Has another snow storm hit Cleveland?
Is our house still standing?
Do I have everything in order for school next Monday?
Thoughts of elsewhere dart into my mind like now you see ‘em now you don’t geckos. Not the geckos on commercials who casually offer tea and jam with insurance quotes, but the real little green lizards that are treated like royalty here because they eat bugs. I don’t know if it is the lingering jet lag or just the spiritual magic that hangs heavy in the rain forest, but its hard to think here, there’s too much to experience.
We drive as fast as possible past the morning and evening sunset beaches to a spa owned by Jakarta teachers Hugh and Rita Collett. Well, to put that a little more accurately, a driver from the Alam Sari Spa drives us. Only tourists who have a mad desire to get REALLY in touch with the spirit world would venture to drive out of the airport where traffic lines are for sissies and every four wheeled vehicle is orbited by satellites of motorcylces. There is a fair amount of horn honking, but I notice that it is not aggressive “get out of my way” honking. More like, “hey, I’m over here, don’t hit me,” honking. Lots of speed bumps, everyone gets cut off regularly and there is zero road rage.
The above picture is the corner of our private bungalow for the week. Our bed is decorated with flowers and we look out on a temple that receives offerings from staff 3 times a day.

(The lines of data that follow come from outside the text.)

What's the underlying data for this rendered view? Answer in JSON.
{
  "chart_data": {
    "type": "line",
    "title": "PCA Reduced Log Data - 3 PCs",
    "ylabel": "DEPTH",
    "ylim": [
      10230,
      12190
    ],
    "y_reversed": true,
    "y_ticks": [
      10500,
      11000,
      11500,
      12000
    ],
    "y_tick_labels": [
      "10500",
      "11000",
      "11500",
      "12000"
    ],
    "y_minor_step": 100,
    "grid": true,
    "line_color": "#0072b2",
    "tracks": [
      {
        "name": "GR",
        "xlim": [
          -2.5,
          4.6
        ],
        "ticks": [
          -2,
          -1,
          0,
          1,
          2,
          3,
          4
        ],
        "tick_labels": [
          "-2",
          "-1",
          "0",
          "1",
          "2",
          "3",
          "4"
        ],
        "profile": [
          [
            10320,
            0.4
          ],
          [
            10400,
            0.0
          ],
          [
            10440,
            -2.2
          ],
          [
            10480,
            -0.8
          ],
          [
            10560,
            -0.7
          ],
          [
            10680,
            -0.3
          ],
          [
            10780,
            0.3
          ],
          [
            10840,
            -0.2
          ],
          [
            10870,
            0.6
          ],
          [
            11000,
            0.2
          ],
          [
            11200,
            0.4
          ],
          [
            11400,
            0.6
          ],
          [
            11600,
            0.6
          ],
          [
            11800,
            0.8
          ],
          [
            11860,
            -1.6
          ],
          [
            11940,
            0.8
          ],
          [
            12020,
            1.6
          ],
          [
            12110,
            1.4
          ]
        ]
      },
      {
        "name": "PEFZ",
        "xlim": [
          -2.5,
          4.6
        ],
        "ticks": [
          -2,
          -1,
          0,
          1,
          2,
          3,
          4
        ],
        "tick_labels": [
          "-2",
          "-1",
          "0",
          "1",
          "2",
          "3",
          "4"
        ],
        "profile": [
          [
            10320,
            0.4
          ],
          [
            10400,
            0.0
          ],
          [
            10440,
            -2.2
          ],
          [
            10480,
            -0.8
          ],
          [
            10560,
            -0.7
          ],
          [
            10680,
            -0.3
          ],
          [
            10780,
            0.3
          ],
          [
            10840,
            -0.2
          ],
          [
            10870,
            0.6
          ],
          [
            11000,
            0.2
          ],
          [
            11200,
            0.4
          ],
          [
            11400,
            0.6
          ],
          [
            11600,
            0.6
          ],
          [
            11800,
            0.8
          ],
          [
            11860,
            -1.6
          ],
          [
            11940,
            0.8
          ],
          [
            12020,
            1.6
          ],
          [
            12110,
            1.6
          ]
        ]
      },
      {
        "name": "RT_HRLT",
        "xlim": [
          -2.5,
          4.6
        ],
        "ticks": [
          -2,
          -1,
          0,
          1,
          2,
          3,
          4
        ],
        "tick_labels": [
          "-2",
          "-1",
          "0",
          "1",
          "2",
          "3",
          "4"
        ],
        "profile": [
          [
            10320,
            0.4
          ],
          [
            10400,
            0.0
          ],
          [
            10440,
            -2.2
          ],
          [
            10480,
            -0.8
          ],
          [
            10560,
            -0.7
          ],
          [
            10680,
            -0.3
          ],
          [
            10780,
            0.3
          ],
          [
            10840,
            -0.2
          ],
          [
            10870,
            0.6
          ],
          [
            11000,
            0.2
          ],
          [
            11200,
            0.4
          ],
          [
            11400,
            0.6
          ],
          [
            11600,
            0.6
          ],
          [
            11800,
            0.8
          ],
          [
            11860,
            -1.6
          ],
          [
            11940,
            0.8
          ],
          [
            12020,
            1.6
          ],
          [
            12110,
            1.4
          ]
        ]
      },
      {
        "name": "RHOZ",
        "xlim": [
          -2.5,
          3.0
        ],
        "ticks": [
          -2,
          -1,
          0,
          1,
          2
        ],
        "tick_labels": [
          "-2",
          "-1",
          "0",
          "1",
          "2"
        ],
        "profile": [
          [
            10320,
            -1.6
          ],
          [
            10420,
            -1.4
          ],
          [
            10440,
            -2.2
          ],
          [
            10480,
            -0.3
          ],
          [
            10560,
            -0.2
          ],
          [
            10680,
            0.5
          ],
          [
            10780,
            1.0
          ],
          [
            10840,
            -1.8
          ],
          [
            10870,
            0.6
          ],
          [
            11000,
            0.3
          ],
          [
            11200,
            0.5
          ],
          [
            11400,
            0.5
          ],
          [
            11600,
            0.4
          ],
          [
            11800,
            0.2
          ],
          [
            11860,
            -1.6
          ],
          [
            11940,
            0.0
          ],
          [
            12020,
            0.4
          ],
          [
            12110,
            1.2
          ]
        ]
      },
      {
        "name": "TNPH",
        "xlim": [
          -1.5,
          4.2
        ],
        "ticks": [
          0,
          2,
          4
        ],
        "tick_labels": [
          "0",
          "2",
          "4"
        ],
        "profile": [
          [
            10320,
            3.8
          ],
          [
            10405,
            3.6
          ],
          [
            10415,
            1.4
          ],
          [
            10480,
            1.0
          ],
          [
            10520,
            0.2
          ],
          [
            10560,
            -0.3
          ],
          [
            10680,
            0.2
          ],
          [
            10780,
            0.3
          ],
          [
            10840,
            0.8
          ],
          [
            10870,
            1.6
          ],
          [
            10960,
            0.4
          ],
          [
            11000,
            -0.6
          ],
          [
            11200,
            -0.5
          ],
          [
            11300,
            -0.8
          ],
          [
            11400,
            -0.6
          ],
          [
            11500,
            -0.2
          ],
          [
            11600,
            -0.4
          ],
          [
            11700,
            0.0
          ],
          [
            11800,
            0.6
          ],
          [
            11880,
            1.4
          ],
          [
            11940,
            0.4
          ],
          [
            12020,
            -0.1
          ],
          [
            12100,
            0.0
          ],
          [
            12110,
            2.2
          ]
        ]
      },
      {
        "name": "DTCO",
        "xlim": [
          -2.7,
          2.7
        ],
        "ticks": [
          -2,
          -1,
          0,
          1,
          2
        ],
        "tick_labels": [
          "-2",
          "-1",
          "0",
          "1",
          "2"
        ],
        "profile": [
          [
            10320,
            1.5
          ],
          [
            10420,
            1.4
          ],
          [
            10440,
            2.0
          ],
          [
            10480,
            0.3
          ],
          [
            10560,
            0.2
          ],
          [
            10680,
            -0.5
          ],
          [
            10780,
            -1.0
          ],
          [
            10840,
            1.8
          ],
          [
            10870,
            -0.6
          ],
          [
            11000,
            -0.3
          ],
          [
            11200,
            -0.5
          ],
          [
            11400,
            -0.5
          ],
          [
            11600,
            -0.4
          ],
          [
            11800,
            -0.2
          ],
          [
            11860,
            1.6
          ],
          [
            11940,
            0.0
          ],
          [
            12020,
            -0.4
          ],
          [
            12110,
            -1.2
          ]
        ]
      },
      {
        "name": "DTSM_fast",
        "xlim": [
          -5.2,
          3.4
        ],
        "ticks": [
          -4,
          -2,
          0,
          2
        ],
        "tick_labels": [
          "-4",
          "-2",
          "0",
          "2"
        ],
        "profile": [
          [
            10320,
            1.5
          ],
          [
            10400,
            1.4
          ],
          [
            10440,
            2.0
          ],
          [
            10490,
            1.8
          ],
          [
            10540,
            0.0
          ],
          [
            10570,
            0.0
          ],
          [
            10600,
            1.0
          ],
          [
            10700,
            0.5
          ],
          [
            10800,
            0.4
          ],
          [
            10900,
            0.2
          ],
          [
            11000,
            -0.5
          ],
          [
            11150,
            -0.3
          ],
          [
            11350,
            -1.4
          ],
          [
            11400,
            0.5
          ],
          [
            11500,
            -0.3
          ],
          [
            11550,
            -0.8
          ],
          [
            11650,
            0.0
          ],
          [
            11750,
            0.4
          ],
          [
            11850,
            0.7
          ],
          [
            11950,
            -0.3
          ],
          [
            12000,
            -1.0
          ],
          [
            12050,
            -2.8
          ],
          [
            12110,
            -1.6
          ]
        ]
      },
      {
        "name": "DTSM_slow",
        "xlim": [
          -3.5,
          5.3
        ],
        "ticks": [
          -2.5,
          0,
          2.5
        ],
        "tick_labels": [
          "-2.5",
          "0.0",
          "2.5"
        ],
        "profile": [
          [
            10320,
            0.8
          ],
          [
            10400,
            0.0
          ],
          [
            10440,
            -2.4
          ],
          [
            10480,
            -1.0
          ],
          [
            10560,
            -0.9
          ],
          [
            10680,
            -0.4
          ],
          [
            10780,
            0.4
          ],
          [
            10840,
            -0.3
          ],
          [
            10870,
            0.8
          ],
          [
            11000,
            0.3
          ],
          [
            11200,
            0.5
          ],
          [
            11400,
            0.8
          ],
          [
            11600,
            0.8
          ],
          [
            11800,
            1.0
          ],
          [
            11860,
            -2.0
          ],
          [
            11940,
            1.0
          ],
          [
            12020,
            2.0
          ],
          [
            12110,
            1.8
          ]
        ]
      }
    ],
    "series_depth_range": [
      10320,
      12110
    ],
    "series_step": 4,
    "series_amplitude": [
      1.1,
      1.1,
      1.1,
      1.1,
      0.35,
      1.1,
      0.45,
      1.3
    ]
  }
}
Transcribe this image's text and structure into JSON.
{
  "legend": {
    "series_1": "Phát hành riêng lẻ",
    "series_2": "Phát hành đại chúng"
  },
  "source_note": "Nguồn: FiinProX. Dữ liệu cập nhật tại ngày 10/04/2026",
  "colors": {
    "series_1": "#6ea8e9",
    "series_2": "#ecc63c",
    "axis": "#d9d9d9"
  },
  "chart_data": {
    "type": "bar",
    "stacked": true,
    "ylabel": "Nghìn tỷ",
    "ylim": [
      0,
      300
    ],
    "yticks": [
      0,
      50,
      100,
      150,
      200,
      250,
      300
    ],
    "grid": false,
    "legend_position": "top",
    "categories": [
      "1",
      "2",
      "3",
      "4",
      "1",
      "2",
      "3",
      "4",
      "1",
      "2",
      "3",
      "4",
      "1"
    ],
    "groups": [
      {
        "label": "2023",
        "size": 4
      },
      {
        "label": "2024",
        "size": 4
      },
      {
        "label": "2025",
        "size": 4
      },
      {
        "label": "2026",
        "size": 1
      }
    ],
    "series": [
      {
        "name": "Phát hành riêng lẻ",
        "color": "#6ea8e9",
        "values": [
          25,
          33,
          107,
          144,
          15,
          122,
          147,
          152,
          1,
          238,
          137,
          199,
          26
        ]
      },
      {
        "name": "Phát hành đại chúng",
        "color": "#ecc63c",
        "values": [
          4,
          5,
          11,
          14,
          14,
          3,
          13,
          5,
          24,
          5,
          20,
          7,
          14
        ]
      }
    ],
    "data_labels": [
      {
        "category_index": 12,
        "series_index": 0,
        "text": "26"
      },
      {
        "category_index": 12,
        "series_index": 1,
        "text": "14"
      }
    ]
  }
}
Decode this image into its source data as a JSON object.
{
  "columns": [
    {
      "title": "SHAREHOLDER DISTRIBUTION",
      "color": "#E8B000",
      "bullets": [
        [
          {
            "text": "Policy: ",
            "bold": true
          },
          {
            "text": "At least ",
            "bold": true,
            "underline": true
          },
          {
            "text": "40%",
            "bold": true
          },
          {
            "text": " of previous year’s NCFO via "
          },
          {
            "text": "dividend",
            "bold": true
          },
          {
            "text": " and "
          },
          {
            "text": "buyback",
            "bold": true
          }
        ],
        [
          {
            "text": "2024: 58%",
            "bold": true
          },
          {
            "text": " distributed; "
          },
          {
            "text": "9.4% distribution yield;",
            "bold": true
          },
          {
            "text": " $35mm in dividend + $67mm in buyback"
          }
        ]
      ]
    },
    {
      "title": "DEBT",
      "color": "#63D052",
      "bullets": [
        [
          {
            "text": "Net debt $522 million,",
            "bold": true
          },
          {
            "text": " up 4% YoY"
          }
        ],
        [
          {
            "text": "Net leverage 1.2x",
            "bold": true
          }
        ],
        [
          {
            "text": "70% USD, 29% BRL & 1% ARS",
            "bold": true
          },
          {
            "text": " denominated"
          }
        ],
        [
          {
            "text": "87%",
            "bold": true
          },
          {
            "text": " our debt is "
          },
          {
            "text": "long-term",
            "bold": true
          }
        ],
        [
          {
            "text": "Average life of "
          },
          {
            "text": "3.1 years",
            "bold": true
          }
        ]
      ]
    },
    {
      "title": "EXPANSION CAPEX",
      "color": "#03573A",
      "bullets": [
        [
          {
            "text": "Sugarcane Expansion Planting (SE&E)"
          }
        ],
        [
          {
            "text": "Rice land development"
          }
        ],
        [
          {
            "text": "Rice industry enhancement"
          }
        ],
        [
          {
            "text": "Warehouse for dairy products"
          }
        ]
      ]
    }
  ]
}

Having just read Eat, Love, Pray (highly recommended) I know that Bali is a spiritual place, but nothing prepares you for the ubiquitous temples that rise on every corner and rice paddy. Each of the mailbox shaped structures here in the rice paddy is a temple made for offerings to enhance fertility. By all appearances, the offerings seem to be working as Bali ia one of the most fertile places on the planet. A balsa tree can grow 12 centimeters a day! Plant such as bamboo and rice and sweet potatoes are just broken from an exising plant and tucked in the red earth.